Il Meeting è un modello del dialogo possibile tra anime diverse che ha come obiettivo il bene comune. È un punto di discontinuità in un clima politico dominato da lotte tra fazioni. Ciò che serve al Paese sono aggregazioni che non si sclerotizzino e non diventino autoreferenziali, ma in cui non venga mai meno il desiderio di imparare, approfondire, costruire.

Non significa annacquare il cambiamento?

No, il contrario. In Italia ogni nuovo gruppo di potere da 25 anni a questa parte ripete il medesimo schema fal- limentare perché il cambiamento non poggia su una educazione della persona alla felicità. In tanti pensano che questo fattore sia marginale ma le esperienze che noi portiamo al Meeting dicono l’esatto contrario: il cambiamento deve iniziare nella persona per non essere una ripetizione dello stesso schema. Siamo in un cambiamento d’epoca come dice il Papa. Ma questo è anche un’opportunità: dopo trecento anni di antropologia negativa dobbiamo tornare a credere che è possibile, ad esempio, un’economia giusta, cioè un’economia per le persone e una politica fatta di partiti radicati nella popolazione e non in mano a uomini soli al comando: i problemi sono così complessi che richiedono squadre che lavorano insieme e partiti densi, non liquidi o leggeri, non massimalisti, che vivano la politica come arte del possibile e del compromesso.

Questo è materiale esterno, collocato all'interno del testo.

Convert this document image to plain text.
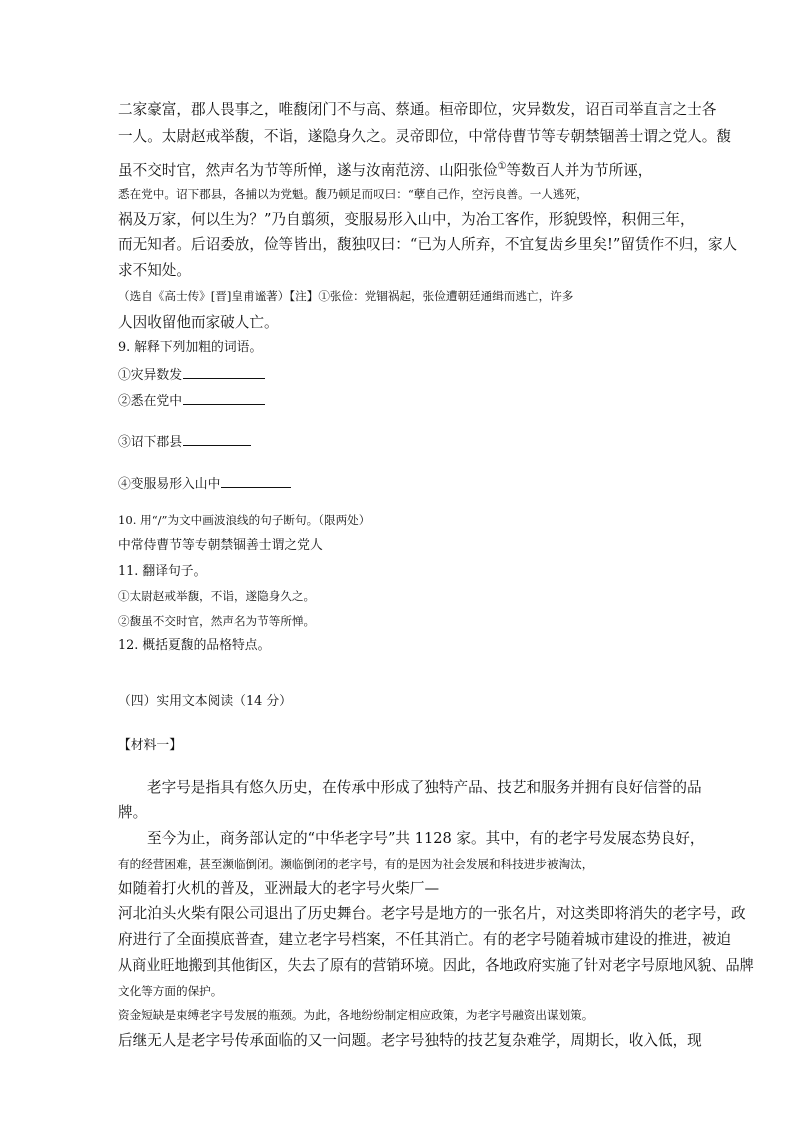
二家豪富，郡人畏事之，唯馥闭门不与高、蔡通。桓帝即位，灾异数发，诏百司举直言之士各
一人。太尉赵戒举馥，不诣，遂隐身久之。灵帝即位，中常侍曹节等专朝禁锢善士谓之党人。馥
虽不交时官，然声名为节等所惮，遂与汝南范滂、山阳张俭①等数百人并为节所诬，
悉在党中。诏下郡县，各捕以为党魁。馥乃顿足而叹曰：“孽自己作，空污良善。一人逃死，
祸及万家，何以生为？”乃自翦须，变服易形入山中，为冶工客作，形貌毁悴，积佣三年，
而无知者。后诏委放，俭等皆出，馥独叹曰：“已为人所弃，不宜复齿乡里矣!”留赁作不归，家人
求不知处。
（选自《高士传》[晋]皇甫谧著）【注】①张俭：党锢祸起，张俭遭朝廷通缉而逃亡，许多
人因收留他而家破人亡。
9. 解释下列加粗的词语。
①灾异数发
②悉在党中
③诏下郡县
④变服易形入山中
10. 用“/”为文中画波浪线的句子断句。（限两处）
中常侍曹节等专朝禁锢善士谓之党人
11. 翻译句子。
①太尉赵戒举馥，不诣，遂隐身久之。
②馥虽不交时官，然声名为节等所惮。
12. 概括夏馥的品格特点。
（四）实用文本阅读（14 分）
【材料一】
老字号是指具有悠久历史，在传承中形成了独特产品、技艺和服务并拥有良好信誉的品
牌。
至今为止，商务部认定的“中华老字号”共 1128 家。其中，有的老字号发展态势良好，
有的经营困难，甚至濒临倒闭。濒临倒闭的老字号，有的是因为社会发展和科技进步被淘汰，
如随着打火机的普及，亚洲最大的老字号火柴厂—
河北泊头火柴有限公司退出了历史舞台。老字号是地方的一张名片，对这类即将消失的老字号，政
府进行了全面摸底普查，建立老字号档案，不任其消亡。有的老字号随着城市建设的推进，被迫
从商业旺地搬到其他街区，失去了原有的营销环境。因此，各地政府实施了针对老字号原地风貌、品牌
文化等方面的保护。
资金短缺是束缚老字号发展的瓶颈。为此，各地纷纷制定相应政策，为老字号融资出谋划策。
后继无人是老字号传承面临的又一问题。老字号独特的技艺复杂难学，周期长，收入低，现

Cosa pensate del cambiamento istituzionale invocato da Giorgetti al Meeting?

Che serve una riforma costituzionale ma che deve essere fatta da uomini alla De Gasperi. Non si può prescindere dal Parlamento se non si vuole accelerare una svolta autoritaria; il Parlamento può essere cancellato per legge ma anche di fatto, svuotandolo di poteri. Tuttavia penso che se non si inizia a pensare che gli altri sono innanzitutto un bene, non avremo vere riforme: guardate la Francia, Macron ha stravinto e ora è in caduta libera.

Il Meeting ha 40 anni: cambierà format?

Il Meeting cambia ogni anno perché è fatto da persone che desiderano crescere, imparare, riflettere. Dalla mostra Exoplanets alla MeshArea, molte delle esposizioni e delle iniziative di dibattito sono state curate da giovani tra i 20 e i 30 anni. Non fanno più i volontari ma pensano e fanno il Meeting. Per noi cambiare è innanzitutto rinnovare il soggetto che 'fa'. Chi fa il Meeting inoltre non è solo Cl ma sono soggetti diversi: Violante, Wael Farouk, Joseph Weiler, i giovani nuovi italiani, ciascuno di loro fa pezzi di Meeting. Questo cambierà anche il format: un Meeting giovane desidera anche lo street food oltre ai ristoranti e le app oltre che i pannelli nelle mostre.